The results indicate a positive correlation between the relative size of the cortical association areas and the size of the vocal repertoire of primates. In simple terms, primates with bigger cortical association areas tended to make more sounds. But, interestingly, a primate’s vocal repertoire was not linked to the overall size of its brain, just the relative size of these specific areas.

We also found that apes have particularly large cortical association areas, as well as a bigger hypoglossal nucleus than other primates. The hypoglossal nucleus is associated with the cranial nerve that controls the muscles of the tongue. This suggests that our closest primate relatives may have finer and more voluntary control over their tongues than other primate species.

By understanding the nature of the relationship between vocal complexity and brain architecture, we hope to identify some of the key elements that underlie the evolution of complex vocal communication in our ancestors, ultimately leading to speech.

Evolution of speech

The origins of speech is a topic that has long been debated. The Société de Linguistique de Paris famously banned any further enquiry into the matter in its publication pages in 1866, as it was deemed to be far too unscientific. But much progress has been made in the last few decades thanks to a wide range of evidence, such as that from studies of communication in other species, fossils and, more recently, genetics.

Research has shown that some primate species, such as vervet monkeys, use “words” to label things (what we would call semantics in human language).
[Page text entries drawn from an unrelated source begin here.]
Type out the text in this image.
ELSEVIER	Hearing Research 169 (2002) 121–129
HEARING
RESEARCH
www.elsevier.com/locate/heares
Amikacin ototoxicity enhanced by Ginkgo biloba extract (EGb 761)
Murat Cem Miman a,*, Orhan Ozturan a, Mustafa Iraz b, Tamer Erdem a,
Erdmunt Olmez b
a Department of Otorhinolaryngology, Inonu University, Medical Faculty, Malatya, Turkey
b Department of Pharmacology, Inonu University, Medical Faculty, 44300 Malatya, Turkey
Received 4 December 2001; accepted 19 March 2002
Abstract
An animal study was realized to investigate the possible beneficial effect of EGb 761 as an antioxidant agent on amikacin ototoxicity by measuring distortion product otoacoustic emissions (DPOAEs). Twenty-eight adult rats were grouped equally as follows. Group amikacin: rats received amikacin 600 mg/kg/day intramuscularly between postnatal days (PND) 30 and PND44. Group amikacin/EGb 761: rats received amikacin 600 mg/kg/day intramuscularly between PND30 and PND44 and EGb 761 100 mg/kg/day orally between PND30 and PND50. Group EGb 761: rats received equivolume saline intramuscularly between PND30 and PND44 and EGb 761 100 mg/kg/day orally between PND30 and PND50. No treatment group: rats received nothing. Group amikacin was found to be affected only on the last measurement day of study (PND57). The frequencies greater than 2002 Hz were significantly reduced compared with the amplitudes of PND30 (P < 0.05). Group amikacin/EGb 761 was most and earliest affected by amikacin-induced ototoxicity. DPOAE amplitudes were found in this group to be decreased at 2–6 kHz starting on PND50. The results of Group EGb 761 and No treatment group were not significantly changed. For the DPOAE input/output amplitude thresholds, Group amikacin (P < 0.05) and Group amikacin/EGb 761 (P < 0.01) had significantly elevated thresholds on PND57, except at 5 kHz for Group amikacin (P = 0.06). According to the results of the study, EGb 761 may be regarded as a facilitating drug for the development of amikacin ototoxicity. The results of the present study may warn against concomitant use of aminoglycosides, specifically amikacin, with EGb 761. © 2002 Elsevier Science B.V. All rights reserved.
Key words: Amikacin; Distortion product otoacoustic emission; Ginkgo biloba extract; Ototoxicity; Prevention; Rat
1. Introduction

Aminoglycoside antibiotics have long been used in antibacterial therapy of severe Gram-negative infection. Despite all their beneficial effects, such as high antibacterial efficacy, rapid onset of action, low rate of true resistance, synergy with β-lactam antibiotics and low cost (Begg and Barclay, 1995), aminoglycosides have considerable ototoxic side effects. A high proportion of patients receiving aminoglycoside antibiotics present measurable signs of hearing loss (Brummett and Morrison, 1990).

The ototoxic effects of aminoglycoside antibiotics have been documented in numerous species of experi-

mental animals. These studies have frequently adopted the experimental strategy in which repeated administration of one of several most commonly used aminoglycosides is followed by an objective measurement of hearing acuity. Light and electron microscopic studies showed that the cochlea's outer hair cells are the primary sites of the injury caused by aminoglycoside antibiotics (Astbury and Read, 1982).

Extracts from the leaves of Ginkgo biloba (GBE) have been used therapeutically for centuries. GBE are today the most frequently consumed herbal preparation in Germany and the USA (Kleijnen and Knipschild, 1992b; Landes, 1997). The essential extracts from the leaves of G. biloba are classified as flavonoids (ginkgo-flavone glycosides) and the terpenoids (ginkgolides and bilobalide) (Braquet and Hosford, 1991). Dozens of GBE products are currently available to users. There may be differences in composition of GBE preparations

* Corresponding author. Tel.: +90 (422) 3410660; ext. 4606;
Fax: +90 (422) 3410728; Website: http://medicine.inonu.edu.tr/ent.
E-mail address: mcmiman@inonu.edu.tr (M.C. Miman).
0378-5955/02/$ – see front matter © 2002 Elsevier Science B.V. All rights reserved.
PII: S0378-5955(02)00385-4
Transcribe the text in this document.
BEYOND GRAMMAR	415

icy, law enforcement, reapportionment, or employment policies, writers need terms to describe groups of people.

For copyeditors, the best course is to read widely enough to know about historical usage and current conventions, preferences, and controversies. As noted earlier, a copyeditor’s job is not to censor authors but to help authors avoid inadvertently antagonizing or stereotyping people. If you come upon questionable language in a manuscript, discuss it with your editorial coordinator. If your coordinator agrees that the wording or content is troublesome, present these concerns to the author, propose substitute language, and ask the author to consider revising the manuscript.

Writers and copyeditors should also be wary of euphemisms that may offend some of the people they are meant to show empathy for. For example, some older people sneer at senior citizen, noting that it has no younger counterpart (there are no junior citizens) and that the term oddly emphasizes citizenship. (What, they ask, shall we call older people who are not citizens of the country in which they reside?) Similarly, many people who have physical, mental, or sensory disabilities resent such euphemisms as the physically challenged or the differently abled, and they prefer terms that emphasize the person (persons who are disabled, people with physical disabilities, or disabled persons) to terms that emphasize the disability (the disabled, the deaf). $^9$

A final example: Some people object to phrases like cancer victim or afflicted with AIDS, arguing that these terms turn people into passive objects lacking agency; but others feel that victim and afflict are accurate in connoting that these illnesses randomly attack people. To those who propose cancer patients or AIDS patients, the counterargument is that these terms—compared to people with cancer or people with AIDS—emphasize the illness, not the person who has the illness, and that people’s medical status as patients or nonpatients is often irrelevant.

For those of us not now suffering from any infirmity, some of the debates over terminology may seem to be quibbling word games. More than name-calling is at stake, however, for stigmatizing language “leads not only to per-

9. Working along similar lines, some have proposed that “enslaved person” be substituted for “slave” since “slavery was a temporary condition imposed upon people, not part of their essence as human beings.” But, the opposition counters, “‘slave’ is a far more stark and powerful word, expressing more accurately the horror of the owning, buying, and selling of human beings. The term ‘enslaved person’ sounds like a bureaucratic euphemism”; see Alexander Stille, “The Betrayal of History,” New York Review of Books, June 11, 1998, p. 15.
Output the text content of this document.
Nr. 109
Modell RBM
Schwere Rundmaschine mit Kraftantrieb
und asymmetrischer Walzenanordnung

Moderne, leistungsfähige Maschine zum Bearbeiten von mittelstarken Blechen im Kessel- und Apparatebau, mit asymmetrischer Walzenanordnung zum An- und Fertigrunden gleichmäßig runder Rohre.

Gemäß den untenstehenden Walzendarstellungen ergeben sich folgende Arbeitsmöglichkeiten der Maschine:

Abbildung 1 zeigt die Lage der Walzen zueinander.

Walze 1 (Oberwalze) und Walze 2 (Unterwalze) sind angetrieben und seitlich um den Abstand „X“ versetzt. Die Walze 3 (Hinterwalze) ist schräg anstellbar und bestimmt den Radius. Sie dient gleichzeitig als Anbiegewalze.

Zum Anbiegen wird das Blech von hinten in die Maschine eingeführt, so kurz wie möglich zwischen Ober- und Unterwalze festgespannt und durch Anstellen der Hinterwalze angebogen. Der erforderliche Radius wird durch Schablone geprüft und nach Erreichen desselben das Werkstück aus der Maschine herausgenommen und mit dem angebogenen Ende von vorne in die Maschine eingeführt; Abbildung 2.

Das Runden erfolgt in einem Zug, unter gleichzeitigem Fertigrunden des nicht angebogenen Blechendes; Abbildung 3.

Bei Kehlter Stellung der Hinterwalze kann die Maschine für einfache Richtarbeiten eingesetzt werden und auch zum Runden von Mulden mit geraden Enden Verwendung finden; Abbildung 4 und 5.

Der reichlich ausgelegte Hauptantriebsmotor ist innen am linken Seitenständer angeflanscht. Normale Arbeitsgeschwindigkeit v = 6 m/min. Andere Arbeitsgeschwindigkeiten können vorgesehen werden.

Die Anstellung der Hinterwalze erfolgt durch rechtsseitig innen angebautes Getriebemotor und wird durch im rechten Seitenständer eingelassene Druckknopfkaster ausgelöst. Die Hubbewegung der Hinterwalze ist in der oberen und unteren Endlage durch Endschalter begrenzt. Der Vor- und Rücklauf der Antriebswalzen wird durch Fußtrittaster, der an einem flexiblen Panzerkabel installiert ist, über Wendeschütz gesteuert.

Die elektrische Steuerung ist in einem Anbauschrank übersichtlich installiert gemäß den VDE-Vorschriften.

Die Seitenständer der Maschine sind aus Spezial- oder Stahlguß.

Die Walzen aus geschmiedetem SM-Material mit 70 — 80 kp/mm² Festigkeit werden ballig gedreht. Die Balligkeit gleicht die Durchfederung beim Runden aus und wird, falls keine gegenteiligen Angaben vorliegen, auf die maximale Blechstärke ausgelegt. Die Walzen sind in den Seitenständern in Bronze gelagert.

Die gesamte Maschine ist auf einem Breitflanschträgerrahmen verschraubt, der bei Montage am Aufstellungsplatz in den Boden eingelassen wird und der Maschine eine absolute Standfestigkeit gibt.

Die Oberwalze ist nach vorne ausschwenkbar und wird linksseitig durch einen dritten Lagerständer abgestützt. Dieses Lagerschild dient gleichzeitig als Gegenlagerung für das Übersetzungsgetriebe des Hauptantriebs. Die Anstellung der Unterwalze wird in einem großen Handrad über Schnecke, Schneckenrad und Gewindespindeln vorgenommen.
Some species even combine calls into simple “sentences” (what we would think of as syntax). This can tell us a lot about the early evolution of language, and the elements of language that might have already been present in our common ancestors with these species some millions of years ago.

The fossil record can also provide insight. Speech itself clearly does not fossilise, so researchers have searched for proxy evidence in the skeletal remains of extinct human relatives. For example, some researchers have argued that the position and shape of the hyoid bone (the only bone in the vocal tract) can tell us something about the origins of speech.

Similarly, other have argued that the diameter of the thoracic canal (which connects the thorax to the nervous system), or the hypoglossal canal (through which the nerves travel to the tongue), can tell us something about breathing, or speech production. And the size and shape of the tiny bones in the middle ear may be able tell us something about speech perception. But, in general, the fossil record is simply too limited to draw any strong conclusions.

Finally, comparing genetics of humans and other species has provided insight into the origins of speech. One much-discussed gene, that seems to be relevant for speech, is the FOXP2 gene. If this gene mutates it leads to difficulties with learning and producing complex mouth movements, and wide-ranging linguistic dificiencies.

It was long thought that the DNA sequence changes in the human FOXP2 gene were a unique trait, related to our unique ability to use speech. But more recent studies have shown that these mutations are also present in some extinct human relatives, and the changes in this gene (and, perhaps language itself) may be much more ancient than previously thought.

Technological developments, such as further ancient DNA sequencing of extinct species, and increased knowledge of the neurobiology of language, are certain to provide further giant leaps. But the future of this contentious and complex field will likely depend on large-scale, multi-disciplinary collaboration. Comparative studies like ours, comparing traits across a range of species, was the primary tool used by Darwin. No doubt such studies will continue to provide important insights into the evolution of this incredible aspect of our behaviour.